Not artışlarında değil ama düşüşlerde kararın siyasi olup olmadığını çok konuşuruz. Aklımızın bir tarafında bu tür not düşüşlerin arkasında başka bazı hesapların olabileceği hep vardır. Özellikle Moody’s ve S&P’nin değerlendirmelerinde etki altında kaldıkları eleştirisi sadece bizim değil diğer ülkelerin de öne sürdükleri bir iddiaydı. Geçen hafta aldığımız B1 notu yatırım eşiğinin altında olup yüksek riskli not grubundadır. Büyüyebilmek için dış finansmana bağımlı olan Türkiye’nin daha yüksek notlara ihtiyacı var. Yapılması gerekenler ise belli: Reytingciler not artışı için döviz kırılganlıklarının azalmasına, cari açığın yapısal olarak daralmasına, döviz rezervlerinin artmasına ve özel ve kamu kesimi dış borçlarının kontrol altında olmasına bakarlar.

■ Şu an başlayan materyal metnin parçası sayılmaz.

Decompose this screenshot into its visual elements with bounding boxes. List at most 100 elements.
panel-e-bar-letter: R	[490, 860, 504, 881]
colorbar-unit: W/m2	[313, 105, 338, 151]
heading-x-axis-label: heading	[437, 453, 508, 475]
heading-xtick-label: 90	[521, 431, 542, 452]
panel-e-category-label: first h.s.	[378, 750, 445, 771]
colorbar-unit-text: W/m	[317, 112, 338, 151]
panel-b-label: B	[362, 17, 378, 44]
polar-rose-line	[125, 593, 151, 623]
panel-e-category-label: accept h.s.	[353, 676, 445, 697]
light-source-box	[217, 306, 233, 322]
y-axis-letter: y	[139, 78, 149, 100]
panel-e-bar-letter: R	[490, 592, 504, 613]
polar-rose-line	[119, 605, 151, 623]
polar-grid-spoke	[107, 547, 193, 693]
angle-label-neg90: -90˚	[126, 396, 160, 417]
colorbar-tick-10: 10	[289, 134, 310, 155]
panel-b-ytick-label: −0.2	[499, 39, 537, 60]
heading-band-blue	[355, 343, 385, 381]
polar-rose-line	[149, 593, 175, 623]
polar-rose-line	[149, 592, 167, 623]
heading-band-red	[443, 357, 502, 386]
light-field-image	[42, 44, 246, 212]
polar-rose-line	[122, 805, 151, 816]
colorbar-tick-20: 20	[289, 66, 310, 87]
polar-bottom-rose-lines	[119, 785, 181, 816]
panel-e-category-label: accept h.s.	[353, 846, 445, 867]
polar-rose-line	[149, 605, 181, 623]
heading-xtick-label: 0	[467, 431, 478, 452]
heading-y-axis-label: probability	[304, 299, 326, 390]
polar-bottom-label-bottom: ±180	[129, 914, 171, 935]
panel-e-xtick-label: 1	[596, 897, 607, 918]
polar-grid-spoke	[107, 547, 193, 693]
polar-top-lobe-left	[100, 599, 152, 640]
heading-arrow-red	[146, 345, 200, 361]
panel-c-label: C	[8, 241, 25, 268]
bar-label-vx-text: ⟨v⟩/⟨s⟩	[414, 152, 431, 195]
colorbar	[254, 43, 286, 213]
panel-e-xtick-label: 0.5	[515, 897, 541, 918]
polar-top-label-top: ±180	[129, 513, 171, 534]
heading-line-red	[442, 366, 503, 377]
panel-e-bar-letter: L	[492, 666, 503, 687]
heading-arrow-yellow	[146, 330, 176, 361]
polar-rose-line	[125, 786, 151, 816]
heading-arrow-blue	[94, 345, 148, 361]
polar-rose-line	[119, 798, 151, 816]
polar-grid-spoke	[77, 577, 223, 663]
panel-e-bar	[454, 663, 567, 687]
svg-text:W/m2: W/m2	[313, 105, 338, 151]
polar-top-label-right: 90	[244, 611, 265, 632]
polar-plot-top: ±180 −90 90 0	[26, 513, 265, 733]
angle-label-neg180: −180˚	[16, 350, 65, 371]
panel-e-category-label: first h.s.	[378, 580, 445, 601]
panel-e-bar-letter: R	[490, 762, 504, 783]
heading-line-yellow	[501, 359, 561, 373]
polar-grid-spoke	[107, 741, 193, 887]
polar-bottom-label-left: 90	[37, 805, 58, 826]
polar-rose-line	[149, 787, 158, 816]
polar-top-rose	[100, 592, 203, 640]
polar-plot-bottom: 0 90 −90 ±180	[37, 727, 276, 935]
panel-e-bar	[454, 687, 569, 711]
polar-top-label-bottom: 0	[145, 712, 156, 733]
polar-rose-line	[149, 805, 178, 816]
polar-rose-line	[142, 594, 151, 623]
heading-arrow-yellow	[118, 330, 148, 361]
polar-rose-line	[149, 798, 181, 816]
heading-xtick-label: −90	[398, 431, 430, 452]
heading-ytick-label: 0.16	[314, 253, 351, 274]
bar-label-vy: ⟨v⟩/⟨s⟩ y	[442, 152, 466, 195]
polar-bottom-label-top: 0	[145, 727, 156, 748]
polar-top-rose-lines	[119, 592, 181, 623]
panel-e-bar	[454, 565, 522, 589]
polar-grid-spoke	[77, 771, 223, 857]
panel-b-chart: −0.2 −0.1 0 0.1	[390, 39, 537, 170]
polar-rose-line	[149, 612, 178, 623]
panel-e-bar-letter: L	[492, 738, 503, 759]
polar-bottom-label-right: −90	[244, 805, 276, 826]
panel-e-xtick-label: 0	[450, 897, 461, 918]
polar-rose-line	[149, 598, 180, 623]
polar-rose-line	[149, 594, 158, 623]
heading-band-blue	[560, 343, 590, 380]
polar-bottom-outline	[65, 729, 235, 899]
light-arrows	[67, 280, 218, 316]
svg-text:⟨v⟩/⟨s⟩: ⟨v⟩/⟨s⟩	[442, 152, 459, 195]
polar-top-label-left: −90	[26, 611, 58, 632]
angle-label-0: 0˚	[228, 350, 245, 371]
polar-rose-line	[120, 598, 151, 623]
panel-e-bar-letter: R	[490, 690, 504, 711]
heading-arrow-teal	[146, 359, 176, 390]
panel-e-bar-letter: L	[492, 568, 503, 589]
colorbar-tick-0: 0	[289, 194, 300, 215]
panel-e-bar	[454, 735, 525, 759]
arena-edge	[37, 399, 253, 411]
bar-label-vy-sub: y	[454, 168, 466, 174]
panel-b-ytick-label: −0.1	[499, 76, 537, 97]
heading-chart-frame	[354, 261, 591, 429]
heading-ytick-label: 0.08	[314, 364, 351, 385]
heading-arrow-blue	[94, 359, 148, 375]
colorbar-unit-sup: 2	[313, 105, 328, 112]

Geçmişte de ekonominin sorunlu olduğu dönemler olmuştu. Ancak ülkenin kamu borç yükü seviyesi, bankaların güçlü bilançoları, halkın düşük borçluluğu ile ekonomideki ve kurdaki esneklikler hava yastığı görevi görmüştü. Güçlü bir bankacılık sistemi vardı ve yüksek büyüme potansiyeli kredi görünümü güçlendiriyordu. Borç oranının düşüklüğünün yanı sıra vadenin uzaması ve döviz cinsi borçların toplam içindeki payının azalması Türkiye’nin notunu destekleyen olumlu gelişmelerdi. Özellikle kamu maliyesi tarafındaki durum önemli destekti. Ancak son dönemde notumuzu destekleyen bu alanlarda bozulma yaşadık.

Reytingcilerin değerlendirme mekanizması basittir. Dört alana bakarlar. İlk ülkenin ekonomik gücüdür. GSYH, kişi başına gelir gibi faktörlerin yanı sıra ekonominin büyüklüğü ve çeşitliliği ile uzun vadeli trendleri öngörmeye çalışırlar. “Ekonomik yapı ne kadar güçlü?” sorusunun cevabını ararlar. İkinci baktıkları alan ise kurumsal yapıdır. Ülkedeki kurumların ne kadar güçlü ve politikaların ne kadar öngörülebilir olduğunu görmeye çalışırlar. Burada hukuki yapı, yönetişim ve şeffaflık devreye girer. Üçüncü alan kamunun finasal güçlülüğüdür. Kamu maliyesi ve ödemeler dengesine bakarlar. Ülkenin borç yükü ile hükümetin kaynaklarını mobilize etme kapasitesini ölçmeye çalışırlar. Dördüncü olarak ise borç geri ödemesini etkileyebilecek ani tehditlerin gerçekleşme riskini ölçmeye çalışırlar. Ülkenin borç ödeme kapasitesini olumsuz etkileyebilecek finansal, ekonomik ve politik gelişmeleri tahmin etmeye çalışırlar. Siz bu kriterlere göre Türkiye’yi değerlendirseydiniz, notunuz ne olurdu?

Sözün özü: Biz ödevimizi yapalım; hikâyemizi yaratalım da onlar not vermesin. Bunu onlar için değil, çocuklarımız için yapıyoruz.